Once in a while God prompts you to do something that you often feel is beyond yourself. Way beyond yourself. I think that we can all look back and recall these instances. This is one of them. I don't have anything profound to say, but my heart is full of excitement for what He's doing.  I've noticed that the older I get God can break me over something well written...something beautiful written, played, or acted. Not that I'll be good at this, but I hope that at least it offers and small window into an open heart. It may be raw but that is often what we fail to be is transparent. We tend to think as we get older that we have to hold it together. Holding people at an arm's length so they don't see that "holding it together" is what we are actually bad at. We don't let people close anymore like we did in high school or college. Jody and I are blessed to work with youth. They constantly remind me what Jesus says to ALL of us. Not just the children. Let the children come.  This DNOW weekend was just another reminder. As an adult, we set the example by leading but so often we are the ones who are the mess. God is the only reason we hold anything together.  We never truly let people get to know us and when we do we are scared of what they will think of us. I'm tired of holding an arm extended saying...that's close enough...you're in my personal space. Jesus died in our personal place. He made us to be relational beings. This is just another opportunity I pray he uses to develop relationships and let others see that God is living and active in all of our lives.  This is our story that He's given us and we are truly blessed!

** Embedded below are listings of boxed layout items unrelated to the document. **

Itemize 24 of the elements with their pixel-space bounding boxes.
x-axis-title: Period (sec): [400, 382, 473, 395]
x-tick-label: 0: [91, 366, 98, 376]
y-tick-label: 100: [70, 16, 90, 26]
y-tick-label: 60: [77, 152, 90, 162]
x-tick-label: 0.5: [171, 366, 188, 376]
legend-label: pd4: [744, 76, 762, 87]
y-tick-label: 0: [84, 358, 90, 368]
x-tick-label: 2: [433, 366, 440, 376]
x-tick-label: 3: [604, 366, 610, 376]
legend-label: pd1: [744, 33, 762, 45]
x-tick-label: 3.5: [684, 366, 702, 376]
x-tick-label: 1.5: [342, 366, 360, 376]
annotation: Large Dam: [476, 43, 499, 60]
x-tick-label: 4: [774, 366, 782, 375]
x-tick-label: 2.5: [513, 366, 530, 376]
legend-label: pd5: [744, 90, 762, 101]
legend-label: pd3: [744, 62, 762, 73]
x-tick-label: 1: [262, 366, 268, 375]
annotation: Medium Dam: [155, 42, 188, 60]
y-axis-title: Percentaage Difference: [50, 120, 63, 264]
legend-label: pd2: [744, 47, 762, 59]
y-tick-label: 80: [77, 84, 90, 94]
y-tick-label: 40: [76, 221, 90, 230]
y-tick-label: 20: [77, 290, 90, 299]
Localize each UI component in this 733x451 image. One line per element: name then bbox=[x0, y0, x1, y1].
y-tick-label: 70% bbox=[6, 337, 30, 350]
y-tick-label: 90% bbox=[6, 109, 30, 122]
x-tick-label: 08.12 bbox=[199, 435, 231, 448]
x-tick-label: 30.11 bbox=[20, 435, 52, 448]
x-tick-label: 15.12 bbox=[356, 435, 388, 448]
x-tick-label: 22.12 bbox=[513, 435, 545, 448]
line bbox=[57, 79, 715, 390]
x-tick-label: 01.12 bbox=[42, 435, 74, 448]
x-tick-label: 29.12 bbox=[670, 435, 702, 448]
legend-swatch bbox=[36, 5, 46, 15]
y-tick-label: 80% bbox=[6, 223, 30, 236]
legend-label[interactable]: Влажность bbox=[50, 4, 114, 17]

Jody, Reece (3), Cale (8mo), and I live in a small Tx town.  Jody has been a teacher and coach the last 6 yrs and I am a physical therapist. Between work, Jody's coaching schedule and the kids we stay very busy. This year God has also lead me to challenge myself where I am professionally. I am studying for my manual therapy certification (IPA!! Woot! Woot!) and find myself daily exhausted between trying to be  PT, wife, friend, mother, and student. The days are long, the hours are late, but the information is GOOD. Just like the Lord because He provides His strength when I am too tired to function. I remember feeling this tired at Wayland, then PT school but it does bring a whole other challenge with a family. A beautiful challenge that when I am done, I will know on another level that "where God guides, HE PROVIDES." Provides the way to do this, when it seems impossible. When I am bent over books instead of our sweet babies. When I shortcut a meal with Stouffer's instead of my homemade feast that I want to cook.  When I wonder how did that small pile of clothes become a mountain. Just like this present adventure, I know that God is GOOD and He will lead me in His truth.  He will provide and fuel me as He always does.

1 comment:

  1. Just let the Lord lead you! You are such a special young woman, with such a special husband and great kids. Will be praying for you. love you guys.